Curbing Depression in Vision-Loss Patients

For years, a local doctor has studied depression in patients with macular degeneration. Now he says he's found a way to stop it in its tracks.

It’s only natural for somebody who suddenly loses vision to become depressed, right? I mean, wouldn’t you?

Not if Barry Rovner, a geriatric psychiatrist at Wills Eye Hospital, has his way. “As you get older, you lose function of all sorts—your hearing, your sight, how fast you run, how strong you are,” he says. “These are natural changes, and they’re tolerated pretty well.” But with macular degeneration, a major cause of vision loss in older adults—it affects 10 percent of all those ages 66 to 74 and 30 percent of those 75 to 85—disability doesn’t come on gradually: “Suddenly—bam! You’re substantially visually impaired,” says Rovner. “You can’t read, you can’t drive, you can’t put on makeup, you can’t take care of your grandkids.” Your thinking becomes catastrophic; you’re convinced your life is over. And that sort of thinking, says Rovner, leads to depression.

With the help of $9 million in grants and collaborating with Wills Eye co-investigators Allen Ho and William Tasman, Rovner has spent years investigating how best to treat and prevent such depression. In one randomized study, he had sufferers meet soon after the disease’s onset with therapists who provided them with devices like magnifiers and helped them modify their homes to allow for easier navigation. “We showed we could halve the rate of people who became depressed,” he says. “But it’s like having a stroke—there’s a window in which you have to intervene.”

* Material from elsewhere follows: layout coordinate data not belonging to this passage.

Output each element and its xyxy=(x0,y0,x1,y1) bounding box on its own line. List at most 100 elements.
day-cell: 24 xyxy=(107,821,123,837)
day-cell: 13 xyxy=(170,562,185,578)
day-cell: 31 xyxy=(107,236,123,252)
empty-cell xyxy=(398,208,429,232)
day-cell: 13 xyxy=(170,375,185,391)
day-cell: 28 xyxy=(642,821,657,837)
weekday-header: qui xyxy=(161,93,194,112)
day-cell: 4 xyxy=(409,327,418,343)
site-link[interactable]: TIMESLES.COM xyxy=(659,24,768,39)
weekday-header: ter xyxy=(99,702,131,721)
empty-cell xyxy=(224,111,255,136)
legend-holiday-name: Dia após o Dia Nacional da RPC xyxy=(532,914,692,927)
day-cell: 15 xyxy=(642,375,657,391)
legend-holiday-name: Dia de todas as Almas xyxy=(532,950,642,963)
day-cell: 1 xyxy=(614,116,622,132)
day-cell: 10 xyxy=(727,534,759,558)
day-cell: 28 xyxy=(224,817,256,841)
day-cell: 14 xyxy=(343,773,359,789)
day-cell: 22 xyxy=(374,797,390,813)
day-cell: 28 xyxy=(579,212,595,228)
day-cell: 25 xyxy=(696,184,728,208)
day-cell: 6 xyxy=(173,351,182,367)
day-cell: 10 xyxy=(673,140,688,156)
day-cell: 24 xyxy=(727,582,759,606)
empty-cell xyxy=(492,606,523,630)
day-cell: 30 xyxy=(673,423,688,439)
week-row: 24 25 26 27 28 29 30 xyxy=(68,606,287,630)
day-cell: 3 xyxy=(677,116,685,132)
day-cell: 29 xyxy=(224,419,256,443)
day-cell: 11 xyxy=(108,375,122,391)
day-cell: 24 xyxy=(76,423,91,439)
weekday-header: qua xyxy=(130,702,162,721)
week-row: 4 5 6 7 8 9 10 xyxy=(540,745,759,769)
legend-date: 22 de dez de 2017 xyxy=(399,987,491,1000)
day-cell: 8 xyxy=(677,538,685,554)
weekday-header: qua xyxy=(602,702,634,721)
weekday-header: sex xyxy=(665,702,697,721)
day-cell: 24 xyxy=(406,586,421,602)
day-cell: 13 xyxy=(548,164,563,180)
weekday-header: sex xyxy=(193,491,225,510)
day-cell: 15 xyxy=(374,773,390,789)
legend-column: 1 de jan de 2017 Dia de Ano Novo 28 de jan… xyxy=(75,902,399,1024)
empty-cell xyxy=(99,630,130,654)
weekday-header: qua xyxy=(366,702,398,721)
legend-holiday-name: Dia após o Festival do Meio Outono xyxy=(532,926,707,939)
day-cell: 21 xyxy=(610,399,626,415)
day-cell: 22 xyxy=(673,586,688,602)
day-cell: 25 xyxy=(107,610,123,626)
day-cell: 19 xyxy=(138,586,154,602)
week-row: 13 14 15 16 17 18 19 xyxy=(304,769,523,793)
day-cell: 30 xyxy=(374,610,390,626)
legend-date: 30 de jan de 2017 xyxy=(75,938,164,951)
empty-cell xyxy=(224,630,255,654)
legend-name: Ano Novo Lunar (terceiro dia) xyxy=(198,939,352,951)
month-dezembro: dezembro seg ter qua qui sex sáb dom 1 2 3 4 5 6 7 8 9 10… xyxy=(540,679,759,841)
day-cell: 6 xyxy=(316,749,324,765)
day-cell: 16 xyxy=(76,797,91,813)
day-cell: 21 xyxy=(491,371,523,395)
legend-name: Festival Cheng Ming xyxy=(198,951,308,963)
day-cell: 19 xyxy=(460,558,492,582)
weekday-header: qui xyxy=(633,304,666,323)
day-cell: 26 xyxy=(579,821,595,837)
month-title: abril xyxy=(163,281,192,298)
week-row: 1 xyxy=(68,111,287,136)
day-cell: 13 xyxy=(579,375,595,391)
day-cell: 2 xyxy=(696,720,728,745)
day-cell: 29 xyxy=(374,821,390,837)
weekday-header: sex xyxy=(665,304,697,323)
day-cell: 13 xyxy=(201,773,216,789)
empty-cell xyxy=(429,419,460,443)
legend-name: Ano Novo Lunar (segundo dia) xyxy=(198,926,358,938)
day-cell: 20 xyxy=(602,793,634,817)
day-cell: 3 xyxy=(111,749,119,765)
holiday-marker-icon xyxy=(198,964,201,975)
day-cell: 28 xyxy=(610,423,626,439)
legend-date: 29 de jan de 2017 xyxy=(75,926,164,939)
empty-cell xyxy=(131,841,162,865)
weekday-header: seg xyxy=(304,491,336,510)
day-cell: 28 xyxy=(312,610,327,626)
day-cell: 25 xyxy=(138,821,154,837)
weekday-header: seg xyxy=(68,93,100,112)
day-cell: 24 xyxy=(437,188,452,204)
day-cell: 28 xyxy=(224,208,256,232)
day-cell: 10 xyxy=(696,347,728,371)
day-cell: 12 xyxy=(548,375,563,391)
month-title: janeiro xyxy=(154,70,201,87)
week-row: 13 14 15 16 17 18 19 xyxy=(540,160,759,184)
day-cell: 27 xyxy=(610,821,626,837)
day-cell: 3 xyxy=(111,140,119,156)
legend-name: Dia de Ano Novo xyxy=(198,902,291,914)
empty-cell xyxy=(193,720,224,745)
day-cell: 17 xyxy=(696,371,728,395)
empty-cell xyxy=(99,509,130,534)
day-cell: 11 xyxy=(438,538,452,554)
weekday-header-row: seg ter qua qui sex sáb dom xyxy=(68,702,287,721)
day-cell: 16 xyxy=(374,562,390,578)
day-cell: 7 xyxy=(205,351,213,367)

The problem was, once patients stopped meeting with the therapists, many went on to become depressed. Rovner wanted to tease out how much of the decrease in depression was simply due to having somebody pay attention to patients. So he designed another study in which they received either the specialized interventions or “placebo” psychological therapy, in which therapists talk about the impact of the visual impairment while reflecting patients’ observations back, without offering specific interventions. “That study showed the improved sense of self-efficacy came from the interventions,” Rovner says. “Patients got a better sense of their ability to exert control over their situation.”

If two patients have the same degree of macular degeneration but one is depressed, Rovner says, that patient is more likely to say, “I can’t do this.” Disability becomes a self-fulfilling prophecy: “When you’re depressed, you can do less and see less.” The studies are important because patients’ families—and even their physicians—often say, “Of course they’re depressed! They’ve lost their vision!” “They assume there’s nothing you can do,” Rovner says. “But that’s—well, short-sighted. Our research shows you can improve function and mood.” So if you—or your parent or grandparent—are struck with macular degeneration, don’t let that window close.